Ahora, al enterarme de que los padres de Helmut, los señores Steinberger, eran prósperos hoteleros, pienso que quizá el establecimiento en el que me alojaba era propiedad de su familia. Recuerdo bien nuestra conversación, que publiqué en su día y no vale la pena transcribir ahora, pues casi todo lo que me dijo –sobre su infancia en un internado severísimo, sus años de la más temprana juventud, loca y promiscua, en Londres, sus problemas de adicciones, sus relaciones tormentosas con Visconti, etcétera-- lo han contado ya, entre otros, Pilar Eyre en youtube y el mismo Helmut en su libro autobiográfico. Otras confesiones más delicadas y comprometidas que me hizo no puedo revelarlas, por discreción. Recuerdo, eso sí, una frase que me sorprendió: "Para valorar de verdad la vida, incluso cuando estás jodido, hay que pensar a menudo en la muerte". Él desde luego había no sólo pensado en ella sino también la había cortejado en algún suicidio fallido.

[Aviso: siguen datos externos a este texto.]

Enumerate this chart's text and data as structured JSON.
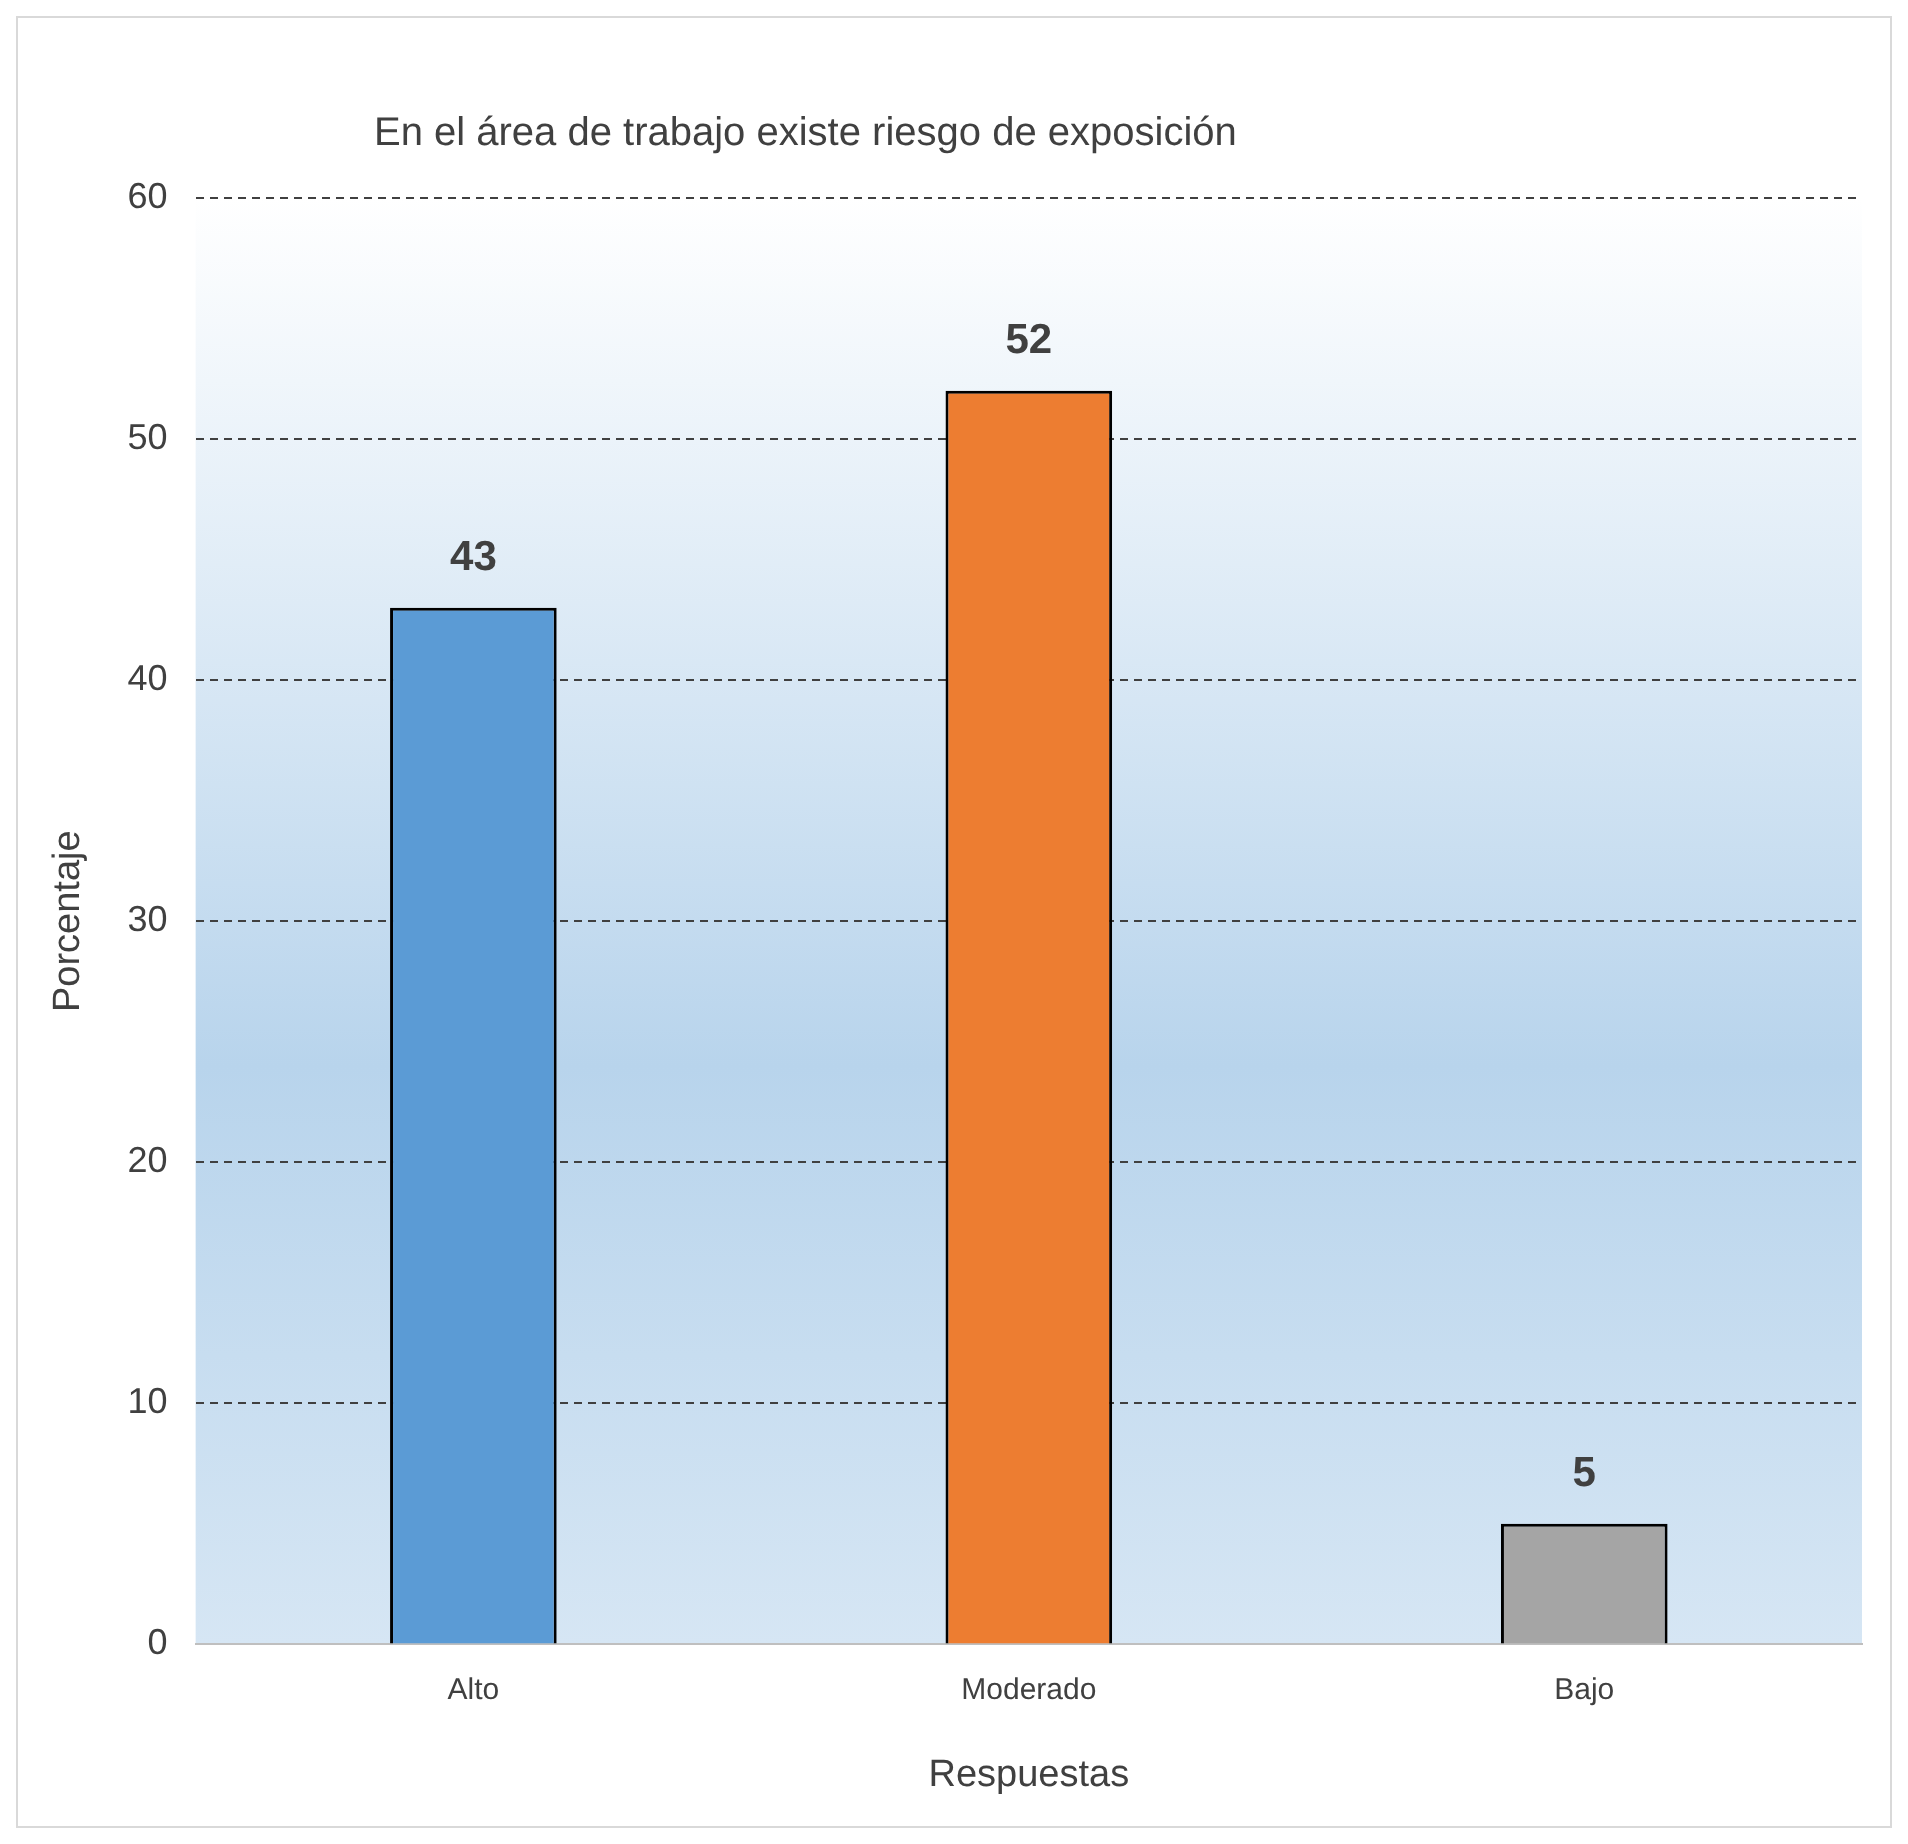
{
  "chart_data": {
    "type": "bar",
    "title": "En el área de trabajo existe riesgo de exposición",
    "xlabel": "Respuestas",
    "ylabel": "Porcentaje",
    "categories": [
      "Alto",
      "Moderado",
      "Bajo"
    ],
    "values": [
      43,
      52,
      5
    ],
    "colors": [
      "#5b9bd5",
      "#ed7d31",
      "#a5a5a5"
    ],
    "ylim": [
      0,
      60
    ],
    "yticks": [
      0,
      10,
      20,
      30,
      40,
      50,
      60
    ],
    "grid": "y",
    "data_labels": true
  }
}
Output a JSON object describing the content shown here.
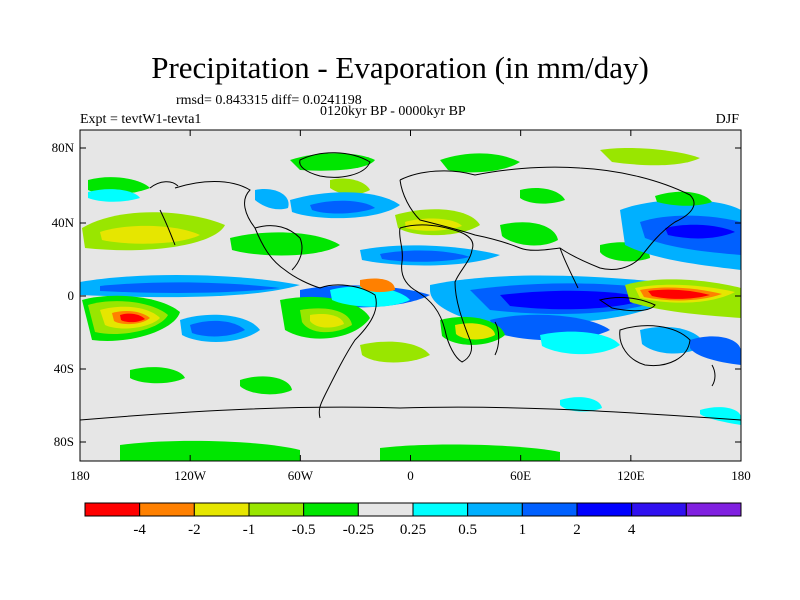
{
  "title": "Precipitation - Evaporation (in mm/day)",
  "stats": "rmsd= 0.843315 diff= 0.0241198",
  "experiment": "Expt = tevtW1-tevta1",
  "period": "0120kyr BP - 0000kyr BP",
  "season": "DJF",
  "lat_labels": [
    "80N",
    "40N",
    "0",
    "40S",
    "80S"
  ],
  "lon_labels": [
    "180",
    "120W",
    "60W",
    "0",
    "60E",
    "120E",
    "180"
  ],
  "colorbar": {
    "colors": [
      "#ff0000",
      "#ff8000",
      "#e6e600",
      "#99e600",
      "#00e600",
      "#e6e6e6",
      "#00ffff",
      "#00b0ff",
      "#0060ff",
      "#0000ff",
      "#3010f0",
      "#8020e0"
    ],
    "labels": [
      "-4",
      "-2",
      "-1",
      "-0.5",
      "-0.25",
      "0.25",
      "0.5",
      "1",
      "2",
      "4"
    ]
  },
  "colors": {
    "background": "#e6e6e6",
    "coast": "#000000"
  }
}
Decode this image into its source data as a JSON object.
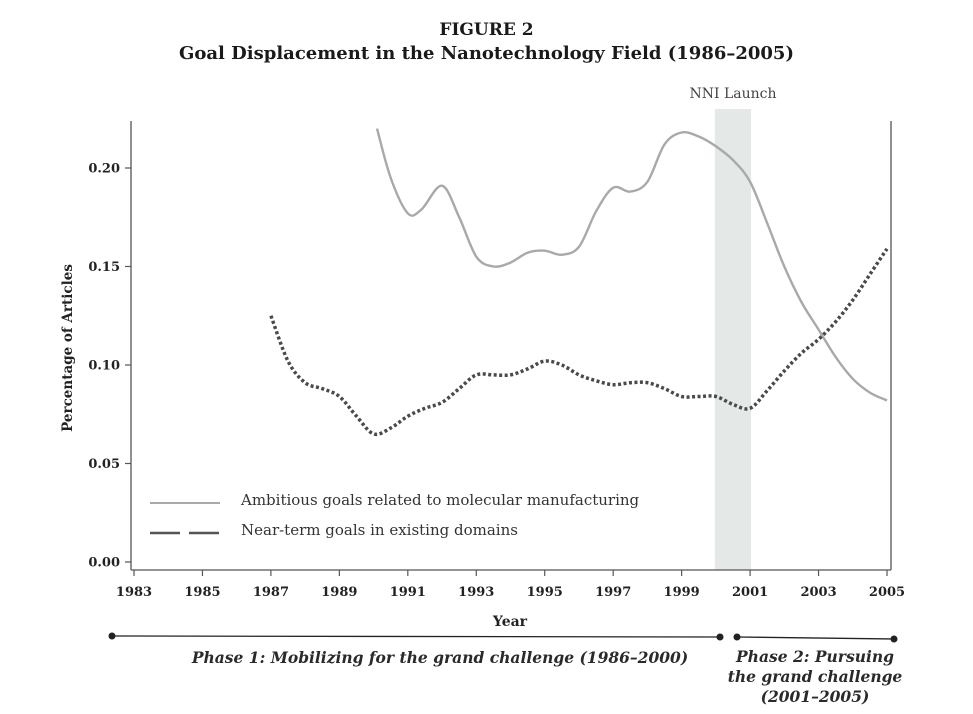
{
  "figure": {
    "label": "FIGURE 2",
    "title": "Goal Displacement in the Nanotechnology Field (1986–2005)"
  },
  "chart_data": {
    "type": "line",
    "title": "Goal Displacement in the Nanotechnology Field (1986–2005)",
    "xlabel": "Year",
    "ylabel": "Percentage of Articles",
    "xlim": [
      1983,
      2005
    ],
    "ylim": [
      0,
      0.22
    ],
    "xticks": [
      "1983",
      "1985",
      "1987",
      "1989",
      "1991",
      "1993",
      "1995",
      "1997",
      "1999",
      "2001",
      "2003",
      "2005"
    ],
    "yticks": [
      "0.00",
      "0.05",
      "0.10",
      "0.15",
      "0.20"
    ],
    "grid": false,
    "legend_position": "bottom-left",
    "series": [
      {
        "name": "Ambitious goals related to molecular manufacturing",
        "style": "solid",
        "color": "#a9a9a9",
        "x": [
          1990.1,
          1990.5,
          1991.0,
          1991.4,
          1992.0,
          1992.5,
          1993.0,
          1993.5,
          1994.0,
          1994.5,
          1995.0,
          1995.5,
          1996.0,
          1996.5,
          1997.0,
          1997.5,
          1998.0,
          1998.5,
          1999.0,
          1999.5,
          2000.0,
          2000.5,
          2001.0,
          2001.5,
          2002.0,
          2002.5,
          2003.0,
          2003.5,
          2004.0,
          2004.5,
          2005.0
        ],
        "y": [
          0.224,
          0.195,
          0.177,
          0.179,
          0.191,
          0.175,
          0.155,
          0.15,
          0.152,
          0.157,
          0.158,
          0.156,
          0.16,
          0.178,
          0.19,
          0.188,
          0.193,
          0.212,
          0.218,
          0.216,
          0.211,
          0.204,
          0.193,
          0.172,
          0.15,
          0.132,
          0.118,
          0.104,
          0.093,
          0.086,
          0.082
        ]
      },
      {
        "name": "Near-term goals in existing domains",
        "style": "dashed",
        "color": "#4a4a4a",
        "x": [
          1987.0,
          1987.5,
          1988.0,
          1988.5,
          1989.0,
          1989.5,
          1990.0,
          1990.5,
          1991.0,
          1991.5,
          1992.0,
          1992.5,
          1993.0,
          1993.5,
          1994.0,
          1994.5,
          1995.0,
          1995.5,
          1996.0,
          1996.5,
          1997.0,
          1997.5,
          1998.0,
          1998.5,
          1999.0,
          1999.5,
          2000.0,
          2000.5,
          2001.0,
          2001.5,
          2002.0,
          2002.5,
          2003.0,
          2003.5,
          2004.0,
          2004.5,
          2005.0
        ],
        "y": [
          0.125,
          0.102,
          0.091,
          0.088,
          0.084,
          0.074,
          0.065,
          0.068,
          0.074,
          0.078,
          0.081,
          0.088,
          0.095,
          0.095,
          0.095,
          0.098,
          0.102,
          0.1,
          0.095,
          0.092,
          0.09,
          0.091,
          0.091,
          0.088,
          0.084,
          0.084,
          0.084,
          0.08,
          0.078,
          0.087,
          0.097,
          0.106,
          0.113,
          0.122,
          0.133,
          0.146,
          0.159
        ]
      }
    ],
    "annotations": [
      {
        "text": "NNI Launch",
        "x_range": [
          2000.0,
          2001.0
        ],
        "fill": "#e4e8e6"
      }
    ]
  },
  "phases": [
    {
      "label": "Phase 1: Mobilizing for the grand challenge (1986–2000)"
    },
    {
      "label_lines": [
        "Phase 2: Pursuing",
        "the grand challenge",
        "(2001–2005)"
      ]
    }
  ]
}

De repente, no recuerdo cómo, apareció una señora, de edad madura, muy enjoyada, en nuestra mesa. Era rica y disparatada, dijo llamarse Elsa pero que todos la conocían como 'Mercedes':
--¿Sabes por qué? –me preguntó-- ¡Por ése! –y señaló, a través de la ventana, un coche, un Mercedes Benz como tantos había en Bad Ischl, sólo que éste era plateado y de un tamaño descomunal. Lanzó una risotada estúpida. De pie junto al auto estaba el chófer, de negro y con gorra de visera. Nos llevó a los tres a una fiesta en una villa junto al lago. En la fiesta, para liberarme de Mercedes perdí de vista también a Helmut. Al cabo de un par de horas, cuando volvimos a encontrarnos, recuerdo que estuve elogiando la película Ludwig, y entonces me dijo algo sorprendente: convertirse, gracias a Visconti, en actor, había sido la gran suerte de su vida, había procurado encarnar sus papeles lo mejor posible, superando sus limitaciones, que al principio eran muy graves. Pero mirando retrospectivamente a Luis II también sentía una especie de vergüenza, le avergonzaba la idea de haberle robado a un muerto el relato de su vida, el relato, que es lo único que dejan detrás cuando se van de este mundo, y que sólo ellos tienen derecho a contar o a callar. Me pareció una idea extraña pero no descabellada. La fiesta se prolongó hasta muy tarde. A la mañana siguiente cuando desperté el anciano emperador seguía en la pared de enfrente, caminando por el bosque entre cortesanos y perros, con aquella mirada cansada, seguramente sin imaginar que pronto se iba a desencadenar la primera guerra mundial.